Le generazioni di oggi non sono come quelle di ieri, nelle quali spesso il lock down per certi comportamenti era la conseguenza di una educazione di rapporti all’interno della famiglia così diversa da oggi. Per non parlare della chiusura delle prospettive di conoscenza più ampie: i ragazzi che stavano partendo per un Erasmus ed avevano nel loro zaino il mondo, la prospettiva di interagire con realtà tanto diverse e piene di scoperte e si sono trovate tra il tinello e il letto, appunto  sdraiati  tra il divano della tv e il proprio letto, unico spazio di intimità, cosa hanno perso?


Il problema non è quello del danno immediato e specifico, è  proprio quello di una prospettiva.Quello che stupisce è l’assenza di una coscienza collettiva rispetto a tutto questo. I posti di lavori che saltano, il pil che crolla, le aziende che chiudono e il disagio tanto forte da arrivare alla fame, ai nuovi poveri, sono certamente l’allarme rosso che suona in questi tempi così difficili.

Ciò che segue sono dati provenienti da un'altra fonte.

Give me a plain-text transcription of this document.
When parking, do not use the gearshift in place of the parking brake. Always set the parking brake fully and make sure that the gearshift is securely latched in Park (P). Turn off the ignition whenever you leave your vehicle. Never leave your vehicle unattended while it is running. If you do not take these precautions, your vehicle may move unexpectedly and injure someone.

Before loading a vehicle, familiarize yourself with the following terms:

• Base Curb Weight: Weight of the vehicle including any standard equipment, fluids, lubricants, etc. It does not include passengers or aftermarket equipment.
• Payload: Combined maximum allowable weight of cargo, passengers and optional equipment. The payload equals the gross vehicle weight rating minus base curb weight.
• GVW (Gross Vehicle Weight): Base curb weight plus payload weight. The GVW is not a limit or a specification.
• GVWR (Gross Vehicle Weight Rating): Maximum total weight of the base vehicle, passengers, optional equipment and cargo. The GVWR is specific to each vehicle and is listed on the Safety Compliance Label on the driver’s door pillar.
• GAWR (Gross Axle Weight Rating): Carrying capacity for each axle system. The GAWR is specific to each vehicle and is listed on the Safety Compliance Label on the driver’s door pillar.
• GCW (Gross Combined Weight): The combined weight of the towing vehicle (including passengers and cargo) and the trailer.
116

Ma quei bambini, quei ragazzi, quegli studenti sono il nostro futuro. Sono il loro futuro. Sottovalutare o non calcolare, pensando che si risolve tutto con un centro estivo riaperto, con un esame di maturità lungo un’ora (chissà perché un’ora e non di più o di meno, a seconda di come si risponde?), con un’infornata di 16 mila precari nella scuola di domani,  appare colpevolmente riduttivo.